Cilia and transcription: a mini review

Abstract

Cilia assembly is accompanied by rapid and highly coordinated transcription of hundreds of genes. Cilia gene regulation has been studied extensively in both metazoans and unicellular model organisms. The forkhead and RFX family transcription factors regulating cilia genes in animals were first identified 25 years ago and considerable molecular details of the regulatory processes have been described since then. While many of the most important early studies of cilia gene regulation were done in unicellular organisms, additional molecular players need to be discovered for a more complete understanding in these organisms. In this concise review, written primarily for students new to the field, I present a brief history of research on cilia gene regulation, highlight some key metazoan discoveries from the last decade, and discuss gaps in our understanding of cilia gene regulation in unicellular model organisms with a focus on Chlamydomonas reinhardtii.

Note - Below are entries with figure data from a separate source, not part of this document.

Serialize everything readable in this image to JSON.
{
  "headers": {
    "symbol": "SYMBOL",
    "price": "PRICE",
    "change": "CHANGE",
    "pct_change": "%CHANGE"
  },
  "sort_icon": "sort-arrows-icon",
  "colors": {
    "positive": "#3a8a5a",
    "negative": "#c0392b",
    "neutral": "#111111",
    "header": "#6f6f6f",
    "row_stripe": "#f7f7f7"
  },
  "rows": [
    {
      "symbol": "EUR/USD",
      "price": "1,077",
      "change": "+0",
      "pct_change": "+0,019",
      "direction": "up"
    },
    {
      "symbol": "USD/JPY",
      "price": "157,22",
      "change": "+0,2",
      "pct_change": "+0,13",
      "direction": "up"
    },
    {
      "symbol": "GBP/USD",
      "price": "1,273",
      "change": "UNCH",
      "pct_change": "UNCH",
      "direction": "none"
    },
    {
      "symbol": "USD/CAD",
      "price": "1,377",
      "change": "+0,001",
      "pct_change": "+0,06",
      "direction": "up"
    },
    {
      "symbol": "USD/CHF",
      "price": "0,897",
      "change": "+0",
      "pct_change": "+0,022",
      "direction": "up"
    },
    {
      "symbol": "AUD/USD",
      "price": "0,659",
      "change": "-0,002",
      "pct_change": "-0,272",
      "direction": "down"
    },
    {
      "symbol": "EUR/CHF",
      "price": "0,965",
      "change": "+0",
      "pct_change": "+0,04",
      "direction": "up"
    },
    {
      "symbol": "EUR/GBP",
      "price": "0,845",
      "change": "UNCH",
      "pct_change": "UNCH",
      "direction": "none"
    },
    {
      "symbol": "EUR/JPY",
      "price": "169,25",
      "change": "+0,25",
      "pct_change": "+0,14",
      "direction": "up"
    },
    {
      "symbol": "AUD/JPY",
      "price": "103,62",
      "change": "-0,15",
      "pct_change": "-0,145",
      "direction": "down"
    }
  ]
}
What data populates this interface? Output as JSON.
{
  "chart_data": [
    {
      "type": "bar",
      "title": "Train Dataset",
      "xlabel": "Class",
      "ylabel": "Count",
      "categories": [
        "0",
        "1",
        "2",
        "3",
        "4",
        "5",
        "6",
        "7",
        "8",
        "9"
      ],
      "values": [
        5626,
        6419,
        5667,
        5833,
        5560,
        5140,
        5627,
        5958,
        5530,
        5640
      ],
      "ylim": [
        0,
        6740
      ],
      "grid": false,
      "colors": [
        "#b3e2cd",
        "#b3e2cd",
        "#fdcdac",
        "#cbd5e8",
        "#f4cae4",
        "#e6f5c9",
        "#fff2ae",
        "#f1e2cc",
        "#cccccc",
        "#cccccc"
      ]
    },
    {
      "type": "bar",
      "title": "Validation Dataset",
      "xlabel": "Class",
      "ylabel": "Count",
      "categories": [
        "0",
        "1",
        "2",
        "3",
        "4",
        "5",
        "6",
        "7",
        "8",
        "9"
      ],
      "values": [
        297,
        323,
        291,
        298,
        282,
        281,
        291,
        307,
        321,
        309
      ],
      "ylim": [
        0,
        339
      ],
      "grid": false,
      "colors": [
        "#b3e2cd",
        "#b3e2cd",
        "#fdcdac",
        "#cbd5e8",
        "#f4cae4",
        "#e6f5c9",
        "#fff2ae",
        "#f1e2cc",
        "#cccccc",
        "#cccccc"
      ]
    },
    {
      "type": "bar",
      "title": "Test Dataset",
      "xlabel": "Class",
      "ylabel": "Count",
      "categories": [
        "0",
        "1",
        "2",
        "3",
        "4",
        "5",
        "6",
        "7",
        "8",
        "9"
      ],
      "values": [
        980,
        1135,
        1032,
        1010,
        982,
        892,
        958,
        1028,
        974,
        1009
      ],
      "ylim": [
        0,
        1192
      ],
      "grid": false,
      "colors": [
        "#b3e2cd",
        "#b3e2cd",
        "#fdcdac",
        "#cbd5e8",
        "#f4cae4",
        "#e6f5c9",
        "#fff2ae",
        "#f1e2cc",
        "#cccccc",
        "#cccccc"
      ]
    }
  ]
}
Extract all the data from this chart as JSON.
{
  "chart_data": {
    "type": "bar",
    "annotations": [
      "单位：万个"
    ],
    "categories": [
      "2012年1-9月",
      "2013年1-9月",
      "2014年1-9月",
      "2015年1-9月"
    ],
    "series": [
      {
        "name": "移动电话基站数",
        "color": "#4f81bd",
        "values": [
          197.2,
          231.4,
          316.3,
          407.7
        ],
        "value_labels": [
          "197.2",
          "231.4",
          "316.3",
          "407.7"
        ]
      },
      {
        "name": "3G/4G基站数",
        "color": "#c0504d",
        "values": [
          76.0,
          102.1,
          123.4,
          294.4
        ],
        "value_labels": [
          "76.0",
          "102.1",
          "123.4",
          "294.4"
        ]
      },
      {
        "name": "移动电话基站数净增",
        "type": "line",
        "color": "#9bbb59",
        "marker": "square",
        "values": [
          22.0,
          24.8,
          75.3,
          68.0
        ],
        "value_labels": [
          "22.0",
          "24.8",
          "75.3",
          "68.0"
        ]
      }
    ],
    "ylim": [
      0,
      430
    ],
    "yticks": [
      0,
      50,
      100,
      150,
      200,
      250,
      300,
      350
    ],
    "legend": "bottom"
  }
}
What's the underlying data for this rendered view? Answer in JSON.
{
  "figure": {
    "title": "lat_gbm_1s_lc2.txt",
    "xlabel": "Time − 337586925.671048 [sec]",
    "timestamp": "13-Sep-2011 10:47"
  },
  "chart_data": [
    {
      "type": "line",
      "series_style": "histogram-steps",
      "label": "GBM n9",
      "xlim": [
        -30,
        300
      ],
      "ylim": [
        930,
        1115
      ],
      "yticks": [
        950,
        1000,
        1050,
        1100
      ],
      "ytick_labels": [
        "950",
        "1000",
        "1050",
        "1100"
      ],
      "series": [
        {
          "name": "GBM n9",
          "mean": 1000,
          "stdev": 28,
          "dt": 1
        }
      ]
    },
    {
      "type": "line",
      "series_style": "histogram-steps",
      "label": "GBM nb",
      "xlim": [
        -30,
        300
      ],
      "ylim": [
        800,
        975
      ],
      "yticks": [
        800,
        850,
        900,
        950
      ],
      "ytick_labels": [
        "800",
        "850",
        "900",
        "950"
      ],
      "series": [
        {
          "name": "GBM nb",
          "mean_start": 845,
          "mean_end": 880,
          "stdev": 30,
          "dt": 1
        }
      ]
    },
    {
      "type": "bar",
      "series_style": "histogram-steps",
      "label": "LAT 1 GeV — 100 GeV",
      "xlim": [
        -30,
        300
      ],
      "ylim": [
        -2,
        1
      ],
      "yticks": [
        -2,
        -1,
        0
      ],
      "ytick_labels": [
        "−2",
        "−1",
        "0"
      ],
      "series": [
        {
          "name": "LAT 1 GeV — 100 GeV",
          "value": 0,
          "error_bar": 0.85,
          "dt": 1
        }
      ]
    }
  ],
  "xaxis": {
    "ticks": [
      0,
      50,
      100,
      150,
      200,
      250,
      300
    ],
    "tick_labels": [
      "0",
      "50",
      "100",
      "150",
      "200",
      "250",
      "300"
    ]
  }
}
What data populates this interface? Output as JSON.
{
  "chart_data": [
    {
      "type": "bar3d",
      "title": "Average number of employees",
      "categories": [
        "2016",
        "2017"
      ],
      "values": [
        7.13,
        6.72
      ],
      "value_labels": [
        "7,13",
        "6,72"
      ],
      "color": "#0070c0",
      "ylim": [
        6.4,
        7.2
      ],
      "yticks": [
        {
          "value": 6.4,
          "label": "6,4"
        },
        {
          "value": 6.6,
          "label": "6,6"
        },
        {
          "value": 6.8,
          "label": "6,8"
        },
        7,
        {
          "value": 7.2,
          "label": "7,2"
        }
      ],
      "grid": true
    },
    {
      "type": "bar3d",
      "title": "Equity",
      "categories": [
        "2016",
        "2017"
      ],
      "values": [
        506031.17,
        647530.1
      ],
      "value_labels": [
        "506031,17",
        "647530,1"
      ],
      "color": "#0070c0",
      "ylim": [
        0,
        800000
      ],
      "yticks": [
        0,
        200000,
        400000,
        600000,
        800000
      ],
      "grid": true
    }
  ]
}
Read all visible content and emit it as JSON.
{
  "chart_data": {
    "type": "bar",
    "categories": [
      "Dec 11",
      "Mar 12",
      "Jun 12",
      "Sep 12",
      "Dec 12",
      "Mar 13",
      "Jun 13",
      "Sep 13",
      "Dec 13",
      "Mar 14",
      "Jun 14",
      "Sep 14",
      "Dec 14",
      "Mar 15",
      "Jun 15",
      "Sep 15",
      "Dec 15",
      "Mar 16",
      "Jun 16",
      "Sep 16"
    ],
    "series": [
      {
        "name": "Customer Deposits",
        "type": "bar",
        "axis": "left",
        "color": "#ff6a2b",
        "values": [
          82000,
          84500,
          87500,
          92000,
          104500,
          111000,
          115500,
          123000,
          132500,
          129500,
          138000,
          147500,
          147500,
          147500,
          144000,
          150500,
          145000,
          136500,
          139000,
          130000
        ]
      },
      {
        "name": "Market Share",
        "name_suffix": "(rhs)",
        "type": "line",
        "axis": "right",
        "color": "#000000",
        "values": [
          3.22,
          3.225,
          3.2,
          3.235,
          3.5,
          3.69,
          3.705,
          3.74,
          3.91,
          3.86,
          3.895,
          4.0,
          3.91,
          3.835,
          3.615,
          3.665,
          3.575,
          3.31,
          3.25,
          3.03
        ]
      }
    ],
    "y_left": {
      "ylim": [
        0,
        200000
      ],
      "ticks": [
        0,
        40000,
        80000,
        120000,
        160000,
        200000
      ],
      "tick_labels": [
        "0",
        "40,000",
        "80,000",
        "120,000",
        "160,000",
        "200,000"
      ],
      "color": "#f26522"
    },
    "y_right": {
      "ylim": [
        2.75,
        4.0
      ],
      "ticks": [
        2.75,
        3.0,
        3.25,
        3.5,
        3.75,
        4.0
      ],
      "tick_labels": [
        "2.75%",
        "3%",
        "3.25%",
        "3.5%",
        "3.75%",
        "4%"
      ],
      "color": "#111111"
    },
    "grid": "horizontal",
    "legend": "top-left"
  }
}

Keywords: Chlamydomonas; FoxJ1; RFX; XAP5; cilia; flagella; gene regulation; transcription.

FIGURE 1

Multiciliated cell differentiation. (A) Mammalian respiratory epithelium including MCC interspersed with secretory cells. (B) Regulation of MCC development. A complex containing GEMC1 and the E2F5 and p73 transcription factors activates p73 as well as MCIDAS and the FOXJ1, RFX2 and RFX3 ciliogenesis transcription factors. MCIDAS in complex with E2F4 or E2F5 also activates FOXJ1, RFX2, and RFX3 and promotes centriole expansion. FOXJ1 promotes basal body docking and activates expression of axonemal proteins required for cilia motility. RFX2 and RFX3 activate the expression of many cilia genes needed for assembly of all cilia including the motile cilia on MCC. Notch signaling blocks GEMC1 complex activation leading to a secretory cell fate (Lalioti et al., 2019; Lewis and Stracker, 2021; Lu et al., 2019). Created in BioRender. Brown, (2025) https://BioRender.com/z01l282.

FIGURE 2

Gene regulation during cilia regeneration in Chlamydomonas. (A) Different temporal expression patterns and XAP5. Cilia genes are expressed in groups with different expression patterns. Depicted here are early (squares) middle (circles) and late (triangle) genes (Schloss et al., 1984). In addition, nuclear localized XAP5 is phosphorylated rapidly after deciliation by an unidentified kinase. (B) Calcium involvement in cilia gene induction. Upon pH shock, extracellular calcium enters the cell and stimulates the release of additional calcium from intracellular stores and triggers deciliation (Quarmby and Mahjoub, 2023). Calcium entry is needed for maximal gene induction concomitant with the initiation of cilia regrowth (Cheshire and Keller, 1991). How the intracellular calcium concentration changes are involved in normal gene induction is still unclear. (C) The repressor sequestration model. A constitutively produced repressor (stars) blocks cilia gene expression. After deciliation, the repressor is sequestered in rapidly growing cilia, reducing the effective concentration of the repressor in the cell body and allowing increased transcription of cilia genes. As cilia approach full length, cilia assembly slows down allowing the repressor to accumulate and cilia gene expression to slow down (Perlaza et al., 2023).